Abstract 16665: Intracoronary Administration of Neonatal Cardiac Mesenchymal Cells Promotes Cardiac Functional Recovery in a Porcine Model of Acute Myocardial Infarction

Abstract

Background: The strong regenerative potential of neonatal mesenchymal stem cells (nMSCs) in animal MI models when compared to adult MSCs have been attributed to their paracrine secretions. This study determines the therapeutic potential of nMSC-based therapies in a translationally relevant animal large model. Methods: Yorkshire Pigs underwent a 60-minute coronary occlusion followed by reperfusion.
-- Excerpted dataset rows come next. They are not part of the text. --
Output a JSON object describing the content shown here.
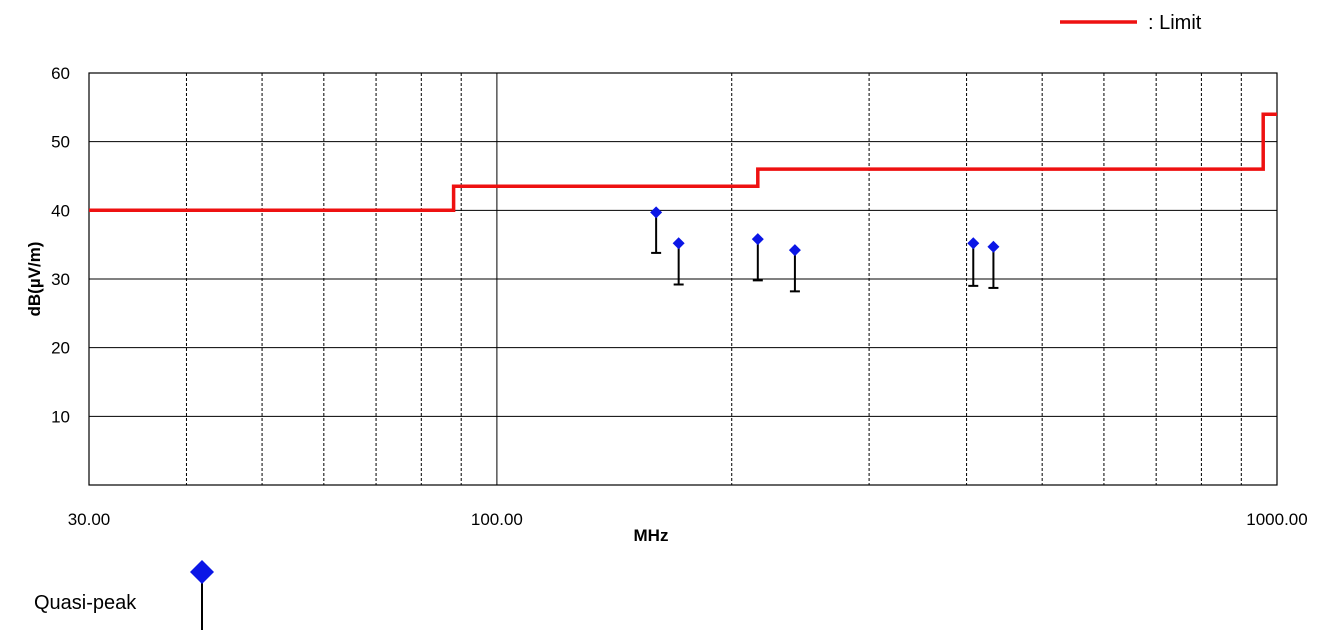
{
  "chart_data": {
    "type": "scatter",
    "title": "",
    "xlabel": "MHz",
    "ylabel": "dB(µV/m)",
    "x_scale": "log",
    "xlim": [
      30,
      1000
    ],
    "ylim": [
      0,
      60
    ],
    "x_tick_labels": [
      "30.00",
      "100.00",
      "1000.00"
    ],
    "y_ticks": [
      10,
      20,
      30,
      40,
      50,
      60
    ],
    "grid": true,
    "legend": [
      {
        "name": ": Limit",
        "kind": "line",
        "color": "#ee1111"
      },
      {
        "name": "Quasi-peak",
        "kind": "marker",
        "color": "#0b16e6"
      }
    ],
    "limit_line": {
      "name": ": Limit",
      "color": "#ee1111",
      "points": [
        [
          30,
          40
        ],
        [
          88,
          40
        ],
        [
          88,
          43.5
        ],
        [
          216,
          43.5
        ],
        [
          216,
          46
        ],
        [
          960,
          46
        ],
        [
          960,
          54
        ],
        [
          1000,
          54
        ]
      ]
    },
    "quasi_peak": {
      "name": "Quasi-peak",
      "color": "#0b16e6",
      "stem_color": "#000000",
      "points": [
        {
          "x": 160,
          "y": 39.7,
          "low": 33.8
        },
        {
          "x": 171,
          "y": 35.2,
          "low": 29.2
        },
        {
          "x": 216,
          "y": 35.8,
          "low": 29.8
        },
        {
          "x": 241,
          "y": 34.2,
          "low": 28.2
        },
        {
          "x": 408,
          "y": 35.2,
          "low": 29.0
        },
        {
          "x": 433,
          "y": 34.7,
          "low": 28.7
        }
      ]
    }
  }
}
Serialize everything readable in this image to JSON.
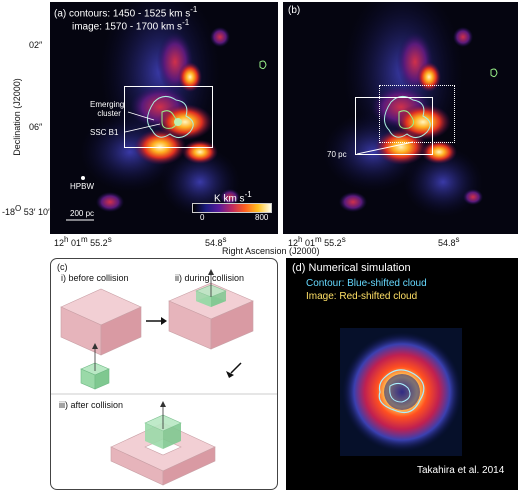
{
  "panel_a": {
    "label": "(a)",
    "line1": "contours: 1450 - 1525 km s",
    "line1_sup": "-1",
    "line2": "image: 1570 - 1700 km s",
    "line2_sup": "-1",
    "emerging_cluster_1": "Emerging",
    "emerging_cluster_2": "cluster",
    "sso": "SSC B1",
    "hpbw": "HPBW",
    "scalebar": "200 pc",
    "colorbar_title": "K km s",
    "colorbar_title_sup": "-1",
    "cb_min": "0",
    "cb_max": "800"
  },
  "panel_b": {
    "label": "(b)",
    "scale": "70 pc"
  },
  "axes": {
    "ylabel": "Declination (J2000)",
    "xlabel": "Right Ascension (J2000)",
    "yticks": [
      "02″",
      "06″"
    ],
    "ytick_last_pre": "-18",
    "ytick_last_sup": "O",
    "ytick_last_post": " 53′ 10″",
    "x_a_left_pre": "12",
    "x_a_left_h": "h",
    "x_a_left_mid": " 01",
    "x_a_left_m": "m",
    "x_a_left_val": " 55.2",
    "x_a_left_s": "s",
    "x_a_right_val": "54.8",
    "x_a_right_s": "s"
  },
  "panel_c": {
    "label": "(c)",
    "step1": "i) before collision",
    "step2": "ii) during collision",
    "step3": "iii) after collision"
  },
  "panel_d": {
    "label": "(d)",
    "title": "Numerical simulation",
    "contour": "Contour: Blue-shifted cloud",
    "image": "Image: Red-shifted cloud",
    "credit": "Takahira et al. 2014"
  },
  "colors": {
    "contour_cyan": "#aaf0e0",
    "contour_green": "#98f088",
    "cube_pink": "#e9b9c0",
    "cube_green": "#9ad9a8",
    "sim_title": "#ffffff",
    "sim_contour_text": "#66d9ff",
    "sim_image_text": "#ffe066"
  }
}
Pigs were randomized for intracoronary administration of 10 million nMSCs (n=4), 20 million nMSCs (n=4), 2 mg/kg of TCM (n=4), 10 million nMSCs plus 2 mg/kg TCM (n=5), or placebo (n=4). The infarct size was quantified 48 hours post-infarction. Separate (10 million nMSCs plus 2 mg TCM treated and control) groups were allowed to survive for 28 days, and cardiac MRI (cMR) was performed on post- operative days 7 and 28. Results: After 48hrs, increasing the dose of nMSCs (20 million vs 10 million nMSCs) showed more decrease in infarct size (74+0.03% vs 83.2+0.05%, p =0.25). 2 mg TCM reduced the infarct size in comparison to control (60.8+ 0.09% vs 91+0.03%, p= 0.02). Combination of 10 million nMSCs plus 2 mg TCM achieved the greater reduction of infarct size from 91+ 0.03% to 56+0.02% ( p =0.0002). At 28 days, infarct percent mass to the left ventricle mass was significantly smaller in the combination of 10 million nMSCs and 2mg TCM than control group (3.98+1.7 % vs 13.63 + 3.9%, p =0.003). These combination treated animals showed an increase in stroke volume (+ 10 mL vs - 1.7 mL, p= 0.002) and preserved LV dimensions and ejection fraction by day 28 as compared to day 7. None of the treatment groups showed any end-organ damage. The infarct zone for treated animals showed enhanced angiogenesis and reduced fibrosis, inflammation and apoptosis. Anti-apoptotic signaling molecules related to MAPK pathway are being investigated. Conclusions: Intracoronary infusion of nMSCs-TCM is safe, promotes the strongest cardiac and vascular regeneration by decreasing scar and improving LV function in pigs after AMI. These results provide the rationale for a subsequent translation of a combination allogenic product of nMSCs-TCM to clinical trials.